The rise of the life-changing power half-hour
The key to life, posits Will Freeman, indolent anti-hero of Nick Hornby’s About a Boy, “is to think of a day as units of time, each unit consisting of no more than 30 minutes”.
Full hours are intimidating, his theory goes, and most activities need to take just half that – an idea increasingly being adopted by high-powered CEOs and TV networks alike.
“Compressed time”, they purport, is a means of crunching the likes of gym classes and screen dramas into a mere 30 minutes; something that allows even the most time-pressed among us to engage in activities they might have otherwise eschewed for taking too long. Here are just some of the things you could achieve in a “power half-hour”…
An uber-efficient workout
If high-intensity interval training (HIIT) workouts first ushered in shorter class times, the trend has now truly taken off, with “express” classes springing up for those who want to do everything, exercise included, as efficiently as possible.
Boom Cycle’s 30-minute Shake and Ride lunchtime spin classes launched a few years ago: “I call it the Dirty 30 – you just go wild,” says Hilary Rowland, the studio co-founder. “You get as good a workout as you do in a 45-minute class… but you can be back at your desk with a protein shake in hand within the hour.”
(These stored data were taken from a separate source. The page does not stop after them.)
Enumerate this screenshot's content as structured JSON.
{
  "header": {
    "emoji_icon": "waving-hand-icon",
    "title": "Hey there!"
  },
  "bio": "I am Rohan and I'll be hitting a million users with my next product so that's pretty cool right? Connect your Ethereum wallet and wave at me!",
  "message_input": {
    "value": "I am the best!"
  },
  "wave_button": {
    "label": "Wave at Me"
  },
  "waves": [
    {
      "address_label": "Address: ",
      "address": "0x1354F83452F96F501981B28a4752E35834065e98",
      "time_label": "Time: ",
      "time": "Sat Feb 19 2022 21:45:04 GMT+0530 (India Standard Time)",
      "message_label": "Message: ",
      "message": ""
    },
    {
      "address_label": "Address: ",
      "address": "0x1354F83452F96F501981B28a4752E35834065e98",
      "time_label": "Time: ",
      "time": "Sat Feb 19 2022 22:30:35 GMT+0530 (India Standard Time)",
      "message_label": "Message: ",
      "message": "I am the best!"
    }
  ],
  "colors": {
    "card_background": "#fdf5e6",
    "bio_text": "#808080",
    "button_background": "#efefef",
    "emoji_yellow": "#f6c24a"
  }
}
And there’s good news for the exercise-averse – even a 30-minute walk can lift symptoms of depression and improve mood, according to a study in the journal of the American College of Sports Medicine.
A high-powered meeting
Peter Bregman, CEO of global management consultancy Bregman Partners, deems the “magic” of 30-minute meetings his “single most life-changing, business-transforming revelation”, crediting them with focusing minds, cutting waffle and getting decisions made quickly.
“I recommended the Pomodoro technique to two clients I worked with yesterday,” says productivity coach Clare Evans, meanwhile, of the time-management method developed by Francesco Cirillo in the late Eighties, which breaks tasks into 25-minute intervals separated by five-minute breaks. “There is research that shows our brains only really focus for a relatively short time, around 15-20 minutes anyway, and factoring in time to do nothing is just as important for creativity as being super productive,” says Evans, who divides her own week into half-hour chunks, a la Freeman: “I build in breaks, and clear emails in one half-hour chunk, make phone calls in another half-hour chunk, etc. It gives you a much better picture of what your day actually looks like.”
A dose of culture
“It’s genius; the half-hour drama is the new black,” says Julia Roberts of her Amazon Prime thriller, Homecoming – one of several big new TV series airing this autumn comprised of “snackable” 30-minute episodes.
That a format traditionally reserved for comedies and kids’ shows is now being employed for serious dramas suggests that writers are getting better at pacing, or attention spans are waning. Either way, the half-hour window is also being embraced by high art: the Tate’s “30 Minutes On” free lunchtime tours in London feature artists, artworks and themes from the museum’s collection, which have often been historically ignored, forgotten or censored.
Meanwhile, a study by the Yale University School of Public Health suggests that those who read for 30 minutes a day live 23 months longer than those who don’t pick up a book at all.
Margaret Thatcher famously survived on just four hours’ sleep a night, but government files released this summer suggest she may have made up for it by catnapping in the back of her car (officials became so concerned she could suffer an injury if the Daimler was forced to brake while she was nodding off, they arranged for a custom-built headrest to be fitted to protect her neck).
Napping gets a bad rep, of course, not least at work, so Nick Littlehales, the elite sport coach who taught Cristiano Ronaldo how to kip while at Manchester United, has rebranded it a CRP (controlled recovery period), telling me it’s “the most powerful 30 minutes that anybody could ever wish to introduce into their day”.
For those who think they can’t achieve a short-term snooze, don’t fret – you don’t even need to sleep, just tap into that state of semi-consciousness where your mind wanders. And if anyone asks why your head’s on your desk, point them to the Nasa study that found a 26-minute nap can improve performance by 34pc, and alertness by more than half.